$18 x \equiv 43 \pmod {23 }$.

Question

Slightly similar to a question I submitted a few minutes ago, however this time my value for $x$ is $-602$, and I'm not sure how to write the general solution for $x$ .. help please?

Help

Answer 1

There is a unique solution to this equation modulo 23, so therefore, in general,

$$x\equiv 19\pmod{23}$$

Answer 2

First, let's simplify the equivalence:

$18x\equiv43$ mod 23

$18x\equiv20$ mod 23

Now, find the multiplicative inverse of 18 mod 23 which is 9 as $18 * 9 \equiv 162 \equiv 23*7 + 1 \equiv 1$ (This can be done by brute force if necessarily as 23 is a prime so the non-zero values do have multiplicative inverses with 1 as the identity.

$9*18x\equiv9*20$ mod 23

$x \equiv 180$ mod 23

$x \equiv 19$ mod 23 as 23*7+19 = 180

Answer 3

To get other solutions, the situation here is even simpler than my answer to your previous question: If $$ x_1\equiv x_2\pmod{23} $$ then $$ 23\mid18(x_1-x_2) $$ and therefore $$ 18x_1\equiv18x_2\pmod{23} $$ we don't even need to worry about $\gcd(18,23)$ for the preceding, though if we do consider it, we can get all solutions.

Answer 4

Try this chain (all mod $23$, which is prime)
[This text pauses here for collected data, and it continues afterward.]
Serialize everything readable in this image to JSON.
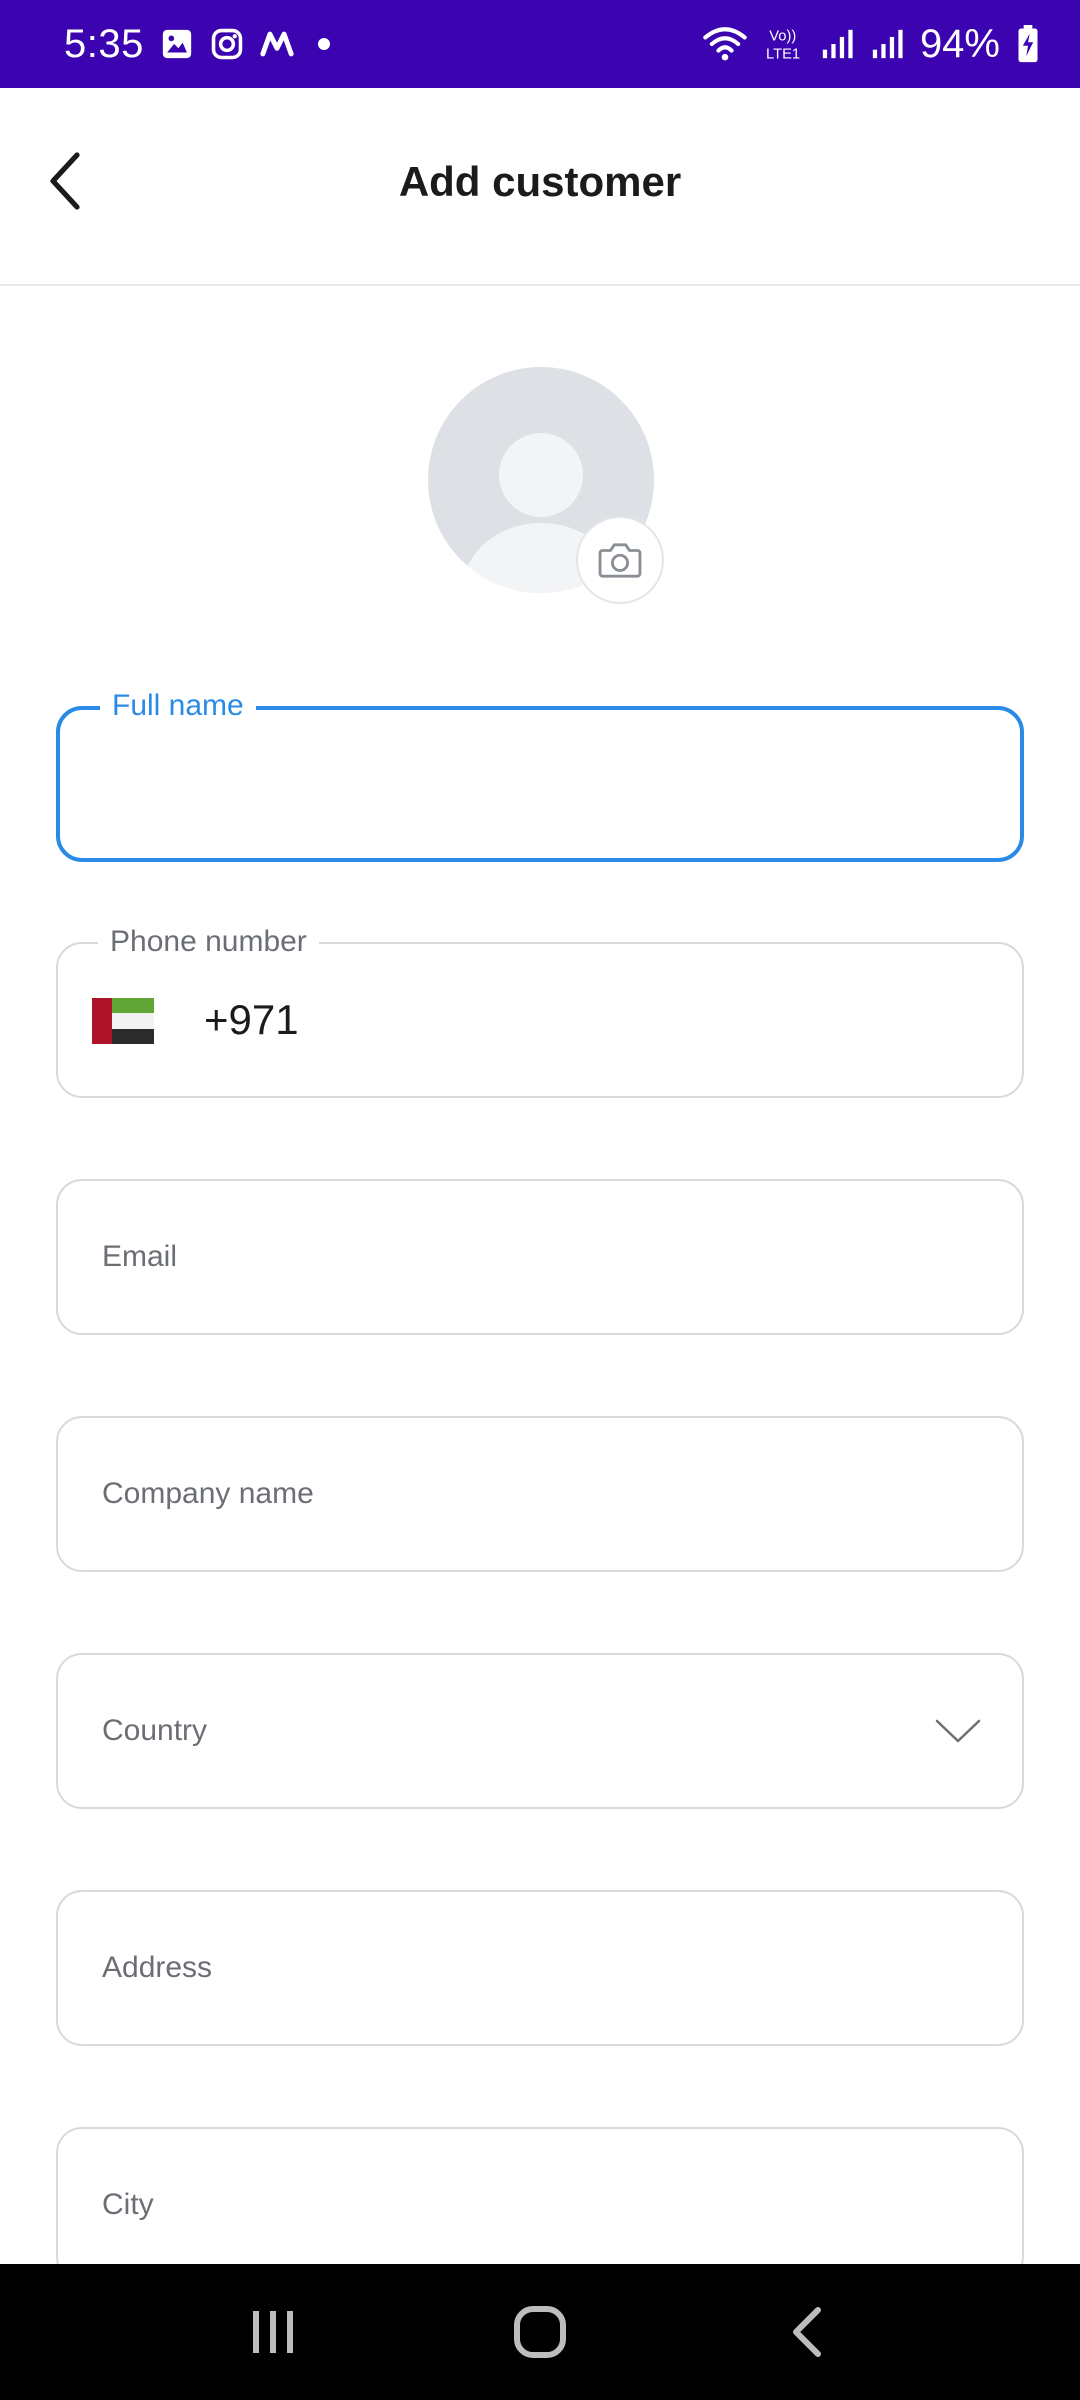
{
  "status_bar": {
    "time": "5:35",
    "battery_percent": "94%",
    "left_icons": [
      "gallery-icon",
      "instagram-icon",
      "m-app-icon",
      "dot-icon"
    ],
    "right_icons": [
      "wifi-icon",
      "volte-icon",
      "signal-icon",
      "signal-icon",
      "battery-charging-icon"
    ],
    "background_color": "#3b04b0"
  },
  "header": {
    "title": "Add customer",
    "back_icon": "chevron-left-icon"
  },
  "avatar": {
    "placeholder_icon": "user-silhouette-icon",
    "camera_icon": "camera-icon"
  },
  "form": {
    "full_name": {
      "label": "Full name",
      "value": "",
      "focused": true
    },
    "phone": {
      "label": "Phone number",
      "value": "+971",
      "flag": "uae-flag-icon"
    },
    "email": {
      "placeholder": "Email"
    },
    "company": {
      "placeholder": "Company name"
    },
    "country": {
      "placeholder": "Country",
      "icon": "chevron-down-icon"
    },
    "address": {
      "placeholder": "Address"
    },
    "city": {
      "placeholder": "City"
    }
  },
  "colors": {
    "accent": "#2a8be6",
    "border": "#d7d9dc",
    "muted_text": "#6b6f75"
  },
  "nav_bar": {
    "buttons": [
      "recents-icon",
      "home-icon",
      "back-icon"
    ]
  }
}
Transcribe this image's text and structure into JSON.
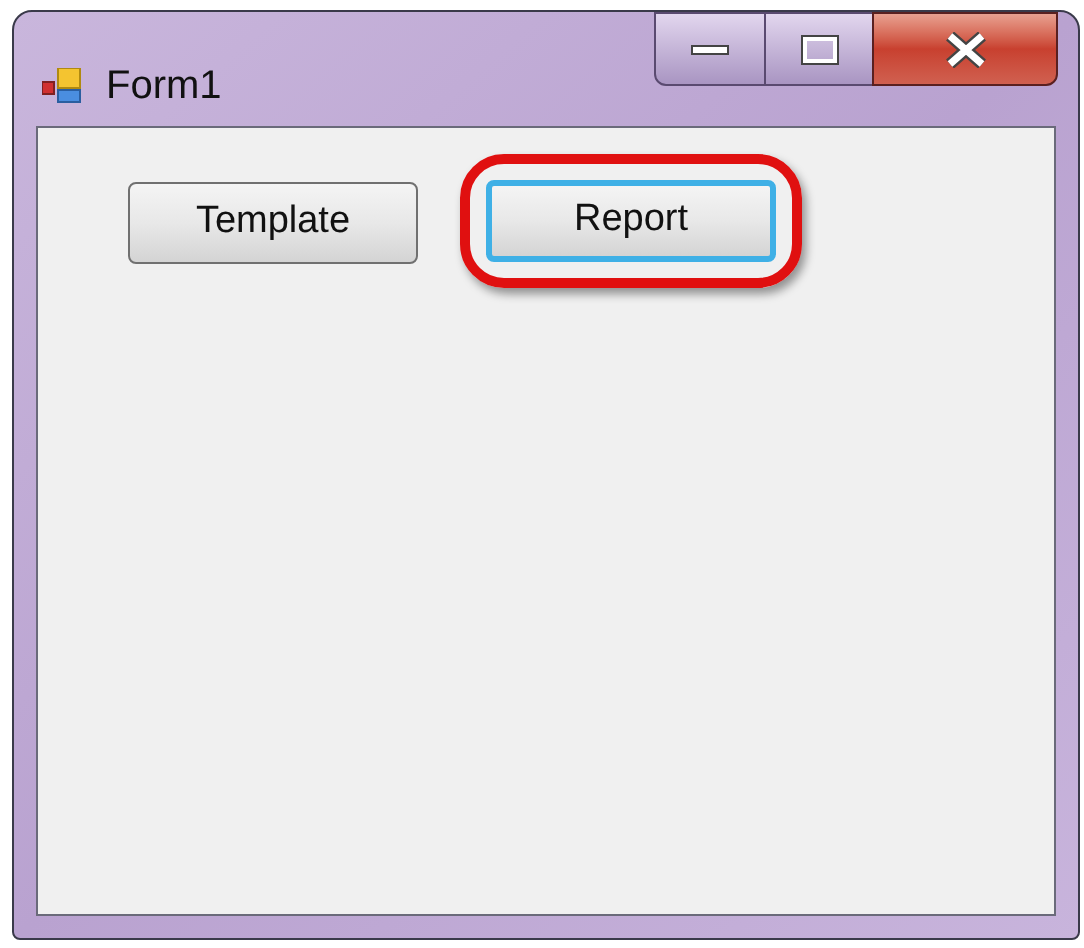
{
  "window": {
    "title": "Form1"
  },
  "buttons": [
    {
      "label": "Template",
      "focused": false,
      "highlighted": false
    },
    {
      "label": "Report",
      "focused": true,
      "highlighted": true
    }
  ]
}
$$18x\equiv 43$$ $$18x\equiv 66$$ $$3x\equiv 11$$ $(11+23=34, 34+23=57)$ $$3x\equiv 57$$ $$x\equiv 19$$

Knocking out prime factors of $2$ and $3$ in this way is easy, and systematic. I took the easy opportunity to knock out a factor of $6$ (could have started $18x \equiv 20$).